Optional fuller proof: a real recipe cycle
`RECIPE=custom-html-tiny PR=0 STAGES=install cc-ci-run runner/run_recipe_ci.py` run twice — the 2nd
deploy shows no image-layer download.
---
## DoD checklist (Builder view — Adversary owns the verdict in REVIEW-2pc.md)

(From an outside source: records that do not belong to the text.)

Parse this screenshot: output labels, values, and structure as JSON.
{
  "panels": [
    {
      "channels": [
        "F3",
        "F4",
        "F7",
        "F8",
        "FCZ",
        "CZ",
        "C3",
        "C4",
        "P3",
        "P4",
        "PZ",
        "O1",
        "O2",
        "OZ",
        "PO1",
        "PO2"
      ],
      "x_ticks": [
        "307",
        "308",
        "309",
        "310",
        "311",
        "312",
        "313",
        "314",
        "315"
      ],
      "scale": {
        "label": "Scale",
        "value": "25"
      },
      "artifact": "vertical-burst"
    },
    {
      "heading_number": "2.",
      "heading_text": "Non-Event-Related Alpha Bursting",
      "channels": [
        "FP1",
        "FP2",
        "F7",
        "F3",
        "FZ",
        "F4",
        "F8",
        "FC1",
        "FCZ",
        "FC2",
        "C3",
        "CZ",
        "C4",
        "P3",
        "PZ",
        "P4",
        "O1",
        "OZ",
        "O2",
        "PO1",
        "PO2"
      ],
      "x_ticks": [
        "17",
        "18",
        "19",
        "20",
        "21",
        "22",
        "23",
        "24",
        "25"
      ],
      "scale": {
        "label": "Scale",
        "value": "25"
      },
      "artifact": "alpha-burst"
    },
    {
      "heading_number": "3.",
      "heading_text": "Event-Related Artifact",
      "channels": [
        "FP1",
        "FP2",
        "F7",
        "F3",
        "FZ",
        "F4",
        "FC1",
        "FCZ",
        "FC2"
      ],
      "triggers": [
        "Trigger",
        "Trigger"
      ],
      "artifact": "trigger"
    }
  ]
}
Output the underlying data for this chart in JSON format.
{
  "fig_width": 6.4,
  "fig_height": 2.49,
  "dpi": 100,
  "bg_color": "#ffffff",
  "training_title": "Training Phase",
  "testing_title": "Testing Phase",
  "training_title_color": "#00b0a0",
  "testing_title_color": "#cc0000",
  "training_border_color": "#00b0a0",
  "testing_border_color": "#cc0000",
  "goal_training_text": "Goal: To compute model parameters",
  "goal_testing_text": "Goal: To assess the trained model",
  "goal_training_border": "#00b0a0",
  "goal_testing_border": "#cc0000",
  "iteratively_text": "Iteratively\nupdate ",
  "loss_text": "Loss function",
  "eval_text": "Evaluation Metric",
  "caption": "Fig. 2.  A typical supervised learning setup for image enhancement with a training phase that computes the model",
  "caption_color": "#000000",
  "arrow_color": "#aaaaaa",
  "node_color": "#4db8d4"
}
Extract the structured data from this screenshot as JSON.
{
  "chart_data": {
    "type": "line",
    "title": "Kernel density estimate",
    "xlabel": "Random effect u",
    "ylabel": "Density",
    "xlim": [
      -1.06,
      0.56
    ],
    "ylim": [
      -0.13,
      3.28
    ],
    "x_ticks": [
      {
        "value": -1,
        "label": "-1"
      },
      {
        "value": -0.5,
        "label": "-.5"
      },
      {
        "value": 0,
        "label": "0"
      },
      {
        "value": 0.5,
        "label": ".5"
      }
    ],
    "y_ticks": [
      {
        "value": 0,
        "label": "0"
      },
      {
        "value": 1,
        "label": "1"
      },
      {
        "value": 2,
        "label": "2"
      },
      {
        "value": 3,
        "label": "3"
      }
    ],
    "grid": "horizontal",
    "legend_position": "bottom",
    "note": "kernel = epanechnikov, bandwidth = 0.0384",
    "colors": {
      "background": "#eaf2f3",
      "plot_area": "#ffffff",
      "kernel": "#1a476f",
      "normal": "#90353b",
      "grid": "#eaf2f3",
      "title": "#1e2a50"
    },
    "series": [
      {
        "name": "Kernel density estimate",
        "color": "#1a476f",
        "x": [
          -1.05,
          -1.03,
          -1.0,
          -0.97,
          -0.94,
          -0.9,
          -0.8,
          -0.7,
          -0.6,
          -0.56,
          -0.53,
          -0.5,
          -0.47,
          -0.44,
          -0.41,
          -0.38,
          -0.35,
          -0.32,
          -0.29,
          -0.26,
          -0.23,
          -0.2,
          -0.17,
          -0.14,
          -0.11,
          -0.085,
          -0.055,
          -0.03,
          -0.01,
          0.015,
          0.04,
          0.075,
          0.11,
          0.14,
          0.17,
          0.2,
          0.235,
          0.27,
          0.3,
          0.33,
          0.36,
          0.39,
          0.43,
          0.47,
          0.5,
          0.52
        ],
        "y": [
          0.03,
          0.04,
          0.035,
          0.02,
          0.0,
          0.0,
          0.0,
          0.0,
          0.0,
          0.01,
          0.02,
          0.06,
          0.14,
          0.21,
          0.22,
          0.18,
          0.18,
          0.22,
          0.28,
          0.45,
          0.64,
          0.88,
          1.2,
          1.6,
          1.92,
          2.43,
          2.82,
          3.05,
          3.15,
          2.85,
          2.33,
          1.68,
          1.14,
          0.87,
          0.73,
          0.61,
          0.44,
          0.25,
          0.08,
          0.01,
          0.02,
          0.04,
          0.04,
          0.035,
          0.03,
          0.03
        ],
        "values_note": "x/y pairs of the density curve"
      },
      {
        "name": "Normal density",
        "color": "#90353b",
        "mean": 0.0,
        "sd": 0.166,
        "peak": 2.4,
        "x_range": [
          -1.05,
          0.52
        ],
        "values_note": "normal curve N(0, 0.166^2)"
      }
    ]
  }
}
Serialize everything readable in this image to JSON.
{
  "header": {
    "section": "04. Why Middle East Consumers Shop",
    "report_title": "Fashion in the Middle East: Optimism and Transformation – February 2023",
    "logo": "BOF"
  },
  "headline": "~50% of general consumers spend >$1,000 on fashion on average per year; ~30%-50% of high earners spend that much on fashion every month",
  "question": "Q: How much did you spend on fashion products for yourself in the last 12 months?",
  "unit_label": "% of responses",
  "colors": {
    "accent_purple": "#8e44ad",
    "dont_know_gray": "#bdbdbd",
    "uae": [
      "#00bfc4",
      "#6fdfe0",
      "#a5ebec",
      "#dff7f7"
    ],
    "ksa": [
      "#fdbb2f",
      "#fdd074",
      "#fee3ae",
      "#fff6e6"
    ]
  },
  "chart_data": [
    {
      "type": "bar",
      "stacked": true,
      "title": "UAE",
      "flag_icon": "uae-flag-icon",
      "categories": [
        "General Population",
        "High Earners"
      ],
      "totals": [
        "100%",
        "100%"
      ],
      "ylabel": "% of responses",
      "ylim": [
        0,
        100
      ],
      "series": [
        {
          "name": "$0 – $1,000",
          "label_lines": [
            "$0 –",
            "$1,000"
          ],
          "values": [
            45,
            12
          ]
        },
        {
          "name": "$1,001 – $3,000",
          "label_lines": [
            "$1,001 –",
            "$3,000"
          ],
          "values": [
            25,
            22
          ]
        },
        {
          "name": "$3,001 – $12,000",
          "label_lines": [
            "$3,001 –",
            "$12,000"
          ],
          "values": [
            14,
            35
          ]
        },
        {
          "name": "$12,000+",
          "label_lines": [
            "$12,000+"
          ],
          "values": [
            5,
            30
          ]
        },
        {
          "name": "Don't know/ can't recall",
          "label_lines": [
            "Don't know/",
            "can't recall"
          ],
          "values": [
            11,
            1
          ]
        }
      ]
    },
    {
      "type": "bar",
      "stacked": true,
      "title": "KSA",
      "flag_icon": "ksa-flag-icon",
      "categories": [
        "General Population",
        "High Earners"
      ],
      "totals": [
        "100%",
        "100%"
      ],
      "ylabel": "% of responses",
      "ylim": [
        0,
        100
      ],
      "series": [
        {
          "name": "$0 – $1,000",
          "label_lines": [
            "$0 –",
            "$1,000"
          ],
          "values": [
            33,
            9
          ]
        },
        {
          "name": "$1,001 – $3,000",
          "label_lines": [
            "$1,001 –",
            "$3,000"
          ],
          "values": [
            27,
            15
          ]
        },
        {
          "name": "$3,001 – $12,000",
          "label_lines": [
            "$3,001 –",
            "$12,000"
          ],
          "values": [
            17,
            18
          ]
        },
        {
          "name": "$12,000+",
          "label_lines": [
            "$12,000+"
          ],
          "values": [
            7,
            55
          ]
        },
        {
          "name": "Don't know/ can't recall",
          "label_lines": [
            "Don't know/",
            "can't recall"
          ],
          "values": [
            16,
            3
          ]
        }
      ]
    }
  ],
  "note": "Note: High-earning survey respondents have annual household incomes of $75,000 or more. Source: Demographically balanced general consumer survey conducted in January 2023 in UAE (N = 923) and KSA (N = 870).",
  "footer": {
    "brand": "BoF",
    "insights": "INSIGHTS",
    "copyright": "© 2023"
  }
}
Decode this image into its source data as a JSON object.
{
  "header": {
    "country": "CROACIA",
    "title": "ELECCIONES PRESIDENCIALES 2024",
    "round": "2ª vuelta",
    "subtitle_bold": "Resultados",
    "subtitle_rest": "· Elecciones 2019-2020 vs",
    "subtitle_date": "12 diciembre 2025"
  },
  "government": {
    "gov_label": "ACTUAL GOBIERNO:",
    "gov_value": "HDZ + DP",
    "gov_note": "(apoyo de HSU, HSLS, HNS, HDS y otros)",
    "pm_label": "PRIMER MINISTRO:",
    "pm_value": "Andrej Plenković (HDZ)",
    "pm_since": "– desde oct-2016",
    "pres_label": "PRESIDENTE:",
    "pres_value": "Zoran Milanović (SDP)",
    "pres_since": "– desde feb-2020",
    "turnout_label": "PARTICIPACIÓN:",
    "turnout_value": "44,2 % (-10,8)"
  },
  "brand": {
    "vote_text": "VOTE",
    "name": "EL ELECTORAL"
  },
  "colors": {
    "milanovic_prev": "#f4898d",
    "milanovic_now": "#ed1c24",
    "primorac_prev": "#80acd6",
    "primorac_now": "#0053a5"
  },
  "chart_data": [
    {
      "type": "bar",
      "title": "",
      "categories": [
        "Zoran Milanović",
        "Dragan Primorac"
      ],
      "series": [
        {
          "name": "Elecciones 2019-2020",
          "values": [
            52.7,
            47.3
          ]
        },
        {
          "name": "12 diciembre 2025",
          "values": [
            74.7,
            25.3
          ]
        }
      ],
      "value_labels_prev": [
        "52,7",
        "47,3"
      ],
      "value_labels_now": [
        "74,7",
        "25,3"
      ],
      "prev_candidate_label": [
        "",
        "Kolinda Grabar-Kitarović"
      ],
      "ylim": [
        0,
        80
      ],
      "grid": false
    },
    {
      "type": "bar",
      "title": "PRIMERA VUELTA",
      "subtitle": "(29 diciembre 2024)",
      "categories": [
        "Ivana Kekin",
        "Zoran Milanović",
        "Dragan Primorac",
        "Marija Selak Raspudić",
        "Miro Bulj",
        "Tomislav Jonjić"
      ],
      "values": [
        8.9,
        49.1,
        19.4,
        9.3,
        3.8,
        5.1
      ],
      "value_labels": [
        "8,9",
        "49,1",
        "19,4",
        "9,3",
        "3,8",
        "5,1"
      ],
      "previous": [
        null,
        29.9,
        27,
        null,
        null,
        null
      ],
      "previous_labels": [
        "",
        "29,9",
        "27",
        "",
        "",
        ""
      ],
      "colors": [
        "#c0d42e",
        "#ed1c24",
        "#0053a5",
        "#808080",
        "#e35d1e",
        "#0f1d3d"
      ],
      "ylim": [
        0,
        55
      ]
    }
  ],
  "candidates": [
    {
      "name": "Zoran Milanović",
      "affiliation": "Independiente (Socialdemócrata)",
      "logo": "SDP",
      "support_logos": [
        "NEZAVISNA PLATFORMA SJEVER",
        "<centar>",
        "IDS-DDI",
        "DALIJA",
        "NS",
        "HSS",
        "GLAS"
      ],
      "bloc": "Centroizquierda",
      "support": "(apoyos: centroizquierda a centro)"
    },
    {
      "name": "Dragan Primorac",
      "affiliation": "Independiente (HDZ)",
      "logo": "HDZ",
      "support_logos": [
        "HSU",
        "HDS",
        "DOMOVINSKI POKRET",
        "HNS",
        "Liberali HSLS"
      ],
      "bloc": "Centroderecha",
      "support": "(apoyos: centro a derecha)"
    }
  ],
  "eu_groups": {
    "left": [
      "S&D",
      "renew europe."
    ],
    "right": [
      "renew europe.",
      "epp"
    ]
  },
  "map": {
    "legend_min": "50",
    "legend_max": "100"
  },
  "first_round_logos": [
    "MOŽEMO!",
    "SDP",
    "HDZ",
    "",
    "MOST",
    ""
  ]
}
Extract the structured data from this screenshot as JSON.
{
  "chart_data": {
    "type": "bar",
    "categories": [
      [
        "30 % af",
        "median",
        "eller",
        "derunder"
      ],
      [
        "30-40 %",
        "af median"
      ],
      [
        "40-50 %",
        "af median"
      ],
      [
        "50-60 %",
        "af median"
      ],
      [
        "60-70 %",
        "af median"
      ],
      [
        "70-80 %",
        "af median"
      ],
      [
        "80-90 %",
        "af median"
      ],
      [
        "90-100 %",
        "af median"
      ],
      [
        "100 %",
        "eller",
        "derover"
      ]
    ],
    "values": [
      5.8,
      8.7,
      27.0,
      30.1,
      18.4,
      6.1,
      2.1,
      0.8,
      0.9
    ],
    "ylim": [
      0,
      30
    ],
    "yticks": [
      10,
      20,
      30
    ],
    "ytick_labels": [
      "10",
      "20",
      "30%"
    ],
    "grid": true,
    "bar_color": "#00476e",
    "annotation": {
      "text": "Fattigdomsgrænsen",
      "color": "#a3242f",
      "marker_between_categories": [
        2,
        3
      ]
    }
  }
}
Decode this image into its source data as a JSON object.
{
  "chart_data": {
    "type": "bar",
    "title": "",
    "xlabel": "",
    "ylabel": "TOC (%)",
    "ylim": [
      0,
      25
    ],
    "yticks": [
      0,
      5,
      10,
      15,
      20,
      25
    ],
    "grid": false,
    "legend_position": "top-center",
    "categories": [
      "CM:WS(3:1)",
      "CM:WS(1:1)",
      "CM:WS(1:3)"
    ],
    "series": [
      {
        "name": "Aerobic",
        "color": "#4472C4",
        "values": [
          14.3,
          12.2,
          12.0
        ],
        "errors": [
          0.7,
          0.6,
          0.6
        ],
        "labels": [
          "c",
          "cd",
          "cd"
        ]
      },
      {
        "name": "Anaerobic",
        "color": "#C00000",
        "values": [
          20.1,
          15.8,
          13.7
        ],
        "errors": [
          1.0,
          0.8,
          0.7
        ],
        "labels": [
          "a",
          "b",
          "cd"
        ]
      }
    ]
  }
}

- [x] **PC1** — autoPrune `--all` removed; surgical gated `ci-docker-prune` deployed; teardown keeps images.
- [x] **PC2** — daemon PAT-authenticated (nptest2); local store retained across rebuild.
- [x] **PC3** — deploy→teardown→redeploy reuses local layers (no re-download), measured; disk bounded
(31%) without `-af`. Documented (runbook/warm/DECISIONS/IDEAS).
## Not blocked. No standing blockers.